FDA also introduced two new questions relating to biological products. First, FDA addressed, how applicant biosimilar applicant can demonstrate that its proposed biosimilar product has the same “dosage form” as the reference product when the latter is intended to be injected? The BPCIA requires that an applicant must demonstrate that the dosage form of the proposed biosimilar or interchangeable product is the same as that of the reference product. For purposes of implementing this statutory provision, FDA considers the dosage form to be the physical manifestation containing the active and inactive ingredients that delivers a dose of the drug product. In the context of proposed biosimilar products intended to be injected, FDA considers, for example, “injection” (e.g., a solution) to be a different dosage form from “for injection” (e.g., a lyophilized powder). Thus, if the reference product is an “injection,” an applicant could not obtain licensure of a proposed biosimilar “for injection” even if the applicant demonstrated that the proposed biosimilar product, when constituted or reconstituted, could meet the other requirements for application. To that end, FDA also considers emulsions and suspensions of products intended to be injected to be distinct dosage forms as well.
Second, FDA addressed whether a non-U.S.-licensed product that is proposed for importation and use in the U.S. in a clinical investigation intended to support a proposed biosimilar development program (e.g., a bridging clinical PK and/or PD study), is required to have a separate IND FDA proposed that the answer is No. A sponsor may submit a single IND for its proposed biosimilar development program, and may submit information supporting the proposed clinical investigation with the non-U.S.-licensed comparator product under the same IND. With respect to chemistry, manufacturing, and controls (CMC) information, a sponsor should submit to the IND as much of the CMC information as is available, but FDA recognizes that a sponsor may not be able to obtain all of the CMC information required for a non-U.S.-licensed comparator product for which it is not the manufacturer.
Interestingly, FDA addressed the new issue of what type of marketing application should be submitted for a proposed antibody-drug conjugate? Because FDA considers an antibody-drug conjugate to be a combination product composed of a biological product constituent part and a drug constituent part, they proposed that a BLA should be submitted for a proposed monoclonal antibody that is linked to a drug.
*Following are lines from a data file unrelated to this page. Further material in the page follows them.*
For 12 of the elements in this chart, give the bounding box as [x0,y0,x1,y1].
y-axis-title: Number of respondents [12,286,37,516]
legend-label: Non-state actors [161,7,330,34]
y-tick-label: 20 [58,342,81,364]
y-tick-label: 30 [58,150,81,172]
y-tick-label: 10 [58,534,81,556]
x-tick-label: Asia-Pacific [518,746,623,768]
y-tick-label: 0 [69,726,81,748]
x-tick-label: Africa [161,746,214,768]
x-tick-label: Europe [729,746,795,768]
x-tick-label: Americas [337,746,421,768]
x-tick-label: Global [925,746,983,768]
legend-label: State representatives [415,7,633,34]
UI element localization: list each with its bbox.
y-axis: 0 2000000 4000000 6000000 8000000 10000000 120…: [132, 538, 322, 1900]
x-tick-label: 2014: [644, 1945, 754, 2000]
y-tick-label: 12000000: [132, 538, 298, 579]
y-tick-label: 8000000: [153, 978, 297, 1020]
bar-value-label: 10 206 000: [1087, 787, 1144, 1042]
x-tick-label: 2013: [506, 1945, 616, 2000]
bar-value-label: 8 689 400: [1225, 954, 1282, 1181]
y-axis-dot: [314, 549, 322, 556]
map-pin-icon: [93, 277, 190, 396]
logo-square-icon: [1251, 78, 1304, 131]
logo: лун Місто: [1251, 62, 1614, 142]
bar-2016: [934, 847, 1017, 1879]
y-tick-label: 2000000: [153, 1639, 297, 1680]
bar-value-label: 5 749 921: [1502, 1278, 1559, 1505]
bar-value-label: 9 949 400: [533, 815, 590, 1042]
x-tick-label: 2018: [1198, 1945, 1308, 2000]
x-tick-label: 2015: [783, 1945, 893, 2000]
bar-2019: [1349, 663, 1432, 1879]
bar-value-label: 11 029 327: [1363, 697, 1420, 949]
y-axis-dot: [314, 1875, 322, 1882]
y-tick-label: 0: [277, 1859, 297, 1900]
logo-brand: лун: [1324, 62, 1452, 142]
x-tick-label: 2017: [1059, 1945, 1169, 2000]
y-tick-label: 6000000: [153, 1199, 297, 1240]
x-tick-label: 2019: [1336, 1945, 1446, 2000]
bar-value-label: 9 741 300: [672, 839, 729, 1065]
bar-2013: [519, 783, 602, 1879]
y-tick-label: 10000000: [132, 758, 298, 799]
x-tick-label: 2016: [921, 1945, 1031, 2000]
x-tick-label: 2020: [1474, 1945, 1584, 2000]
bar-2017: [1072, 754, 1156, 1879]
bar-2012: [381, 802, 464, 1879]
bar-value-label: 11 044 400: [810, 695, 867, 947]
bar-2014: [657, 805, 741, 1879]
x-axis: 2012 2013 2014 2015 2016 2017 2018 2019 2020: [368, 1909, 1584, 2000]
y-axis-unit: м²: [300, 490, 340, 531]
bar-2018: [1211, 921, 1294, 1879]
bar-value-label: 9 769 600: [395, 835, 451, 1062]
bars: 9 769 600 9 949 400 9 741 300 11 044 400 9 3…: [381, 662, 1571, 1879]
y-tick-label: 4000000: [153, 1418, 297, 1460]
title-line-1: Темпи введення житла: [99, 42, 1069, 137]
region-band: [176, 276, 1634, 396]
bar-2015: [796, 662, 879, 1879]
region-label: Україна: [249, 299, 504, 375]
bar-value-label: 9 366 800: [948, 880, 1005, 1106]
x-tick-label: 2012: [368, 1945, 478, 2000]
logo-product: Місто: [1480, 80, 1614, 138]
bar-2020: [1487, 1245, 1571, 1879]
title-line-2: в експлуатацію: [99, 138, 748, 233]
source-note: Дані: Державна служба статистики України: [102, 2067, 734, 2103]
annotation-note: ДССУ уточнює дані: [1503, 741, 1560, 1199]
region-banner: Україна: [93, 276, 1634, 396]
FDA also provided some additional information regarding the requirement for pediatric assessments. They also addressed exclusivity by stating that an applicant may include in its BLA submission a request for reference product exclusivity and FDA will consider the applicant’s assertions regarding the eligibility of its proposed product for exclusivity. FDA pointed to the guidance “Reference Product E xclusivity for Biological Products Filed Under Section 351(a) of the PHS Act” for the types of information that reference product sponsors should provide to facilitate FDA’s determination of the date of first licensure for their products.